Lectures from the Allen Room & Wertheim Study: The Science of the Founding Fathers

Date and Time
October 25, 2012

Location

Event Details

The Founding Fathers’ degrees of faith differed widely one from another.  What they shared more universally was a deep belief in Enlightenment “natural philosophy” and the scientific method.  For them the establishment of the United States of America was “an experiment,” in the full scientific sense of that phrase.

This aspect of American history is largely unknown to the public. While we have heard of Benjamin Franklin’s electricity experiments, we have no idea who and what made the experiments possible; nor do we know much about Franklin’s then-better-known co-founder of the scientific society of the colonies, botanist John Bartram. We know that young George Washington was a surveyor, but not that he was later lauded in Europe as a daring experimental farmer, or of his intense interest in altering the Potomac River by locks, canals and steam vessels, or that during the Revolutionary War  -- and over the objections of the Continental Congress  -- he used an experimental vaccination technique to prevent his troops from being decimated by smallpox, which ensured the republic’s survival. These and similar little-known stories are the subject of an eagerly-awaited book.
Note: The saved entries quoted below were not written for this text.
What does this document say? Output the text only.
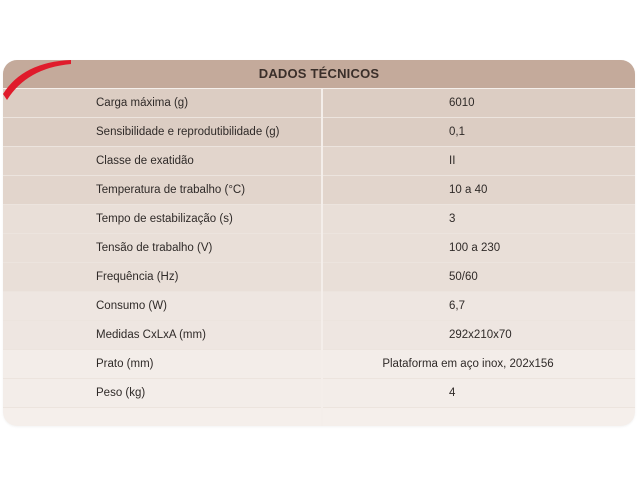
DADOS TÉCNICOS
Carga máxima (g)	6010
Sensibilidade e reprodutibilidade (g)	0,1
Classe de exatidão	II
Temperatura de trabalho (°C)	10 a 40
Tempo de estabilização (s)	3
Tensão de trabalho (V)	100 a 230
Frequência (Hz)	50/60
Consumo (W)	6,7
Medidas CxLxA (mm)	292x210x70
Prato (mm)	Plataforma em aço inox, 202x156
Peso (kg)	4
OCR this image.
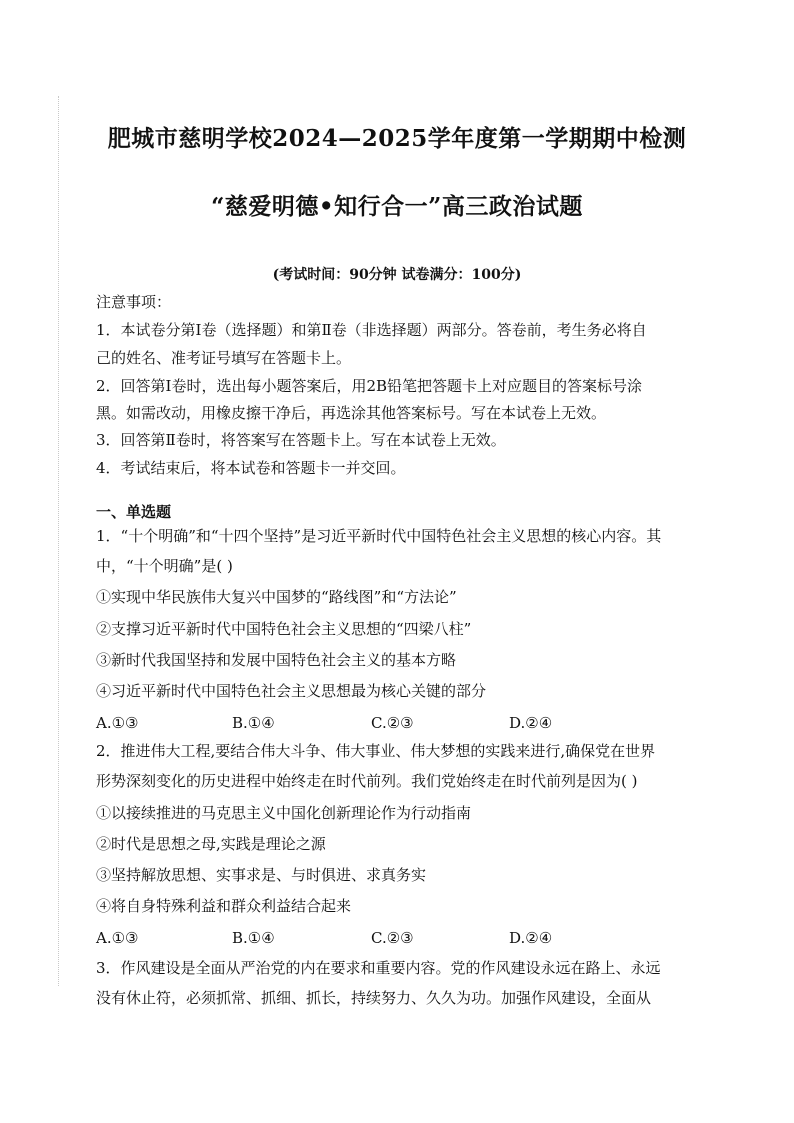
肥城市慈明学校2024—2025学年度第一学期期中检测
“慈爱明德•知行合一”高三政治试题
(考试时间：90分钟 试卷满分：100分)
注意事项：
1．本试卷分第Ⅰ卷（选择题）和第Ⅱ卷（非选择题）两部分。答卷前，考生务必将自
己的姓名、准考证号填写在答题卡上。
2．回答第Ⅰ卷时，选出每小题答案后，用2B铅笔把答题卡上对应题目的答案标号涂
黑。如需改动，用橡皮擦干净后，再选涂其他答案标号。写在本试卷上无效。
3．回答第Ⅱ卷时，将答案写在答题卡上。写在本试卷上无效。
4．考试结束后，将本试卷和答题卡一并交回。
一、单选题
1．“十个明确”和“十四个坚持”是习近平新时代中国特色社会主义思想的核心内容。其
中，“十个明确”是( )
①实现中华民族伟大复兴中国梦的“路线图”和“方法论”
②支撑习近平新时代中国特色社会主义思想的“四梁八柱”
③新时代我国坚持和发展中国特色社会主义的基本方略
④习近平新时代中国特色社会主义思想最为核心关键的部分
A.①③	B.①④	C.②③	D.②④
2．推进伟大工程,要结合伟大斗争、伟大事业、伟大梦想的实践来进行,确保党在世界
形势深刻变化的历史进程中始终走在时代前列。我们党始终走在时代前列是因为( )
①以接续推进的马克思主义中国化创新理论作为行动指南
②时代是思想之母,实践是理论之源
③坚持解放思想、实事求是、与时俱进、求真务实
④将自身特殊利益和群众利益结合起来
A.①③	B.①④	C.②③	D.②④
3．作风建设是全面从严治党的内在要求和重要内容。党的作风建设永远在路上、永远
没有休止符，必须抓常、抓细、抓长，持续努力、久久为功。加强作风建设，全面从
Tom Shachtman, a writer in residence in the Library's Wertheim Study, has written more than thirty books, and many television documentaries.  His prior science history, ABSOLUTE ZERO AND THE CONQUEST OF COLD, was the basis for the BBC/Nova documentaries of the same name, for which he won a major science-writing prize.  He has also written articles for The New York Times, Newsday, Smithsonian Magazine, the Hoover Digest, Huffington Post, and History News Network. His highly-regarded, occasional column for THE LAKEVILLE JOURNAL (CT), "The Long View," helped win the paper a recent New England Newspaper Association prize for op-ed pages.
 
Research for the book, THE SCIENCE OF THE FOUNDING FATHERS, to be published by Palgrave Macmillan, is being partially underwritten by a grant from the Alfred P. Sloan.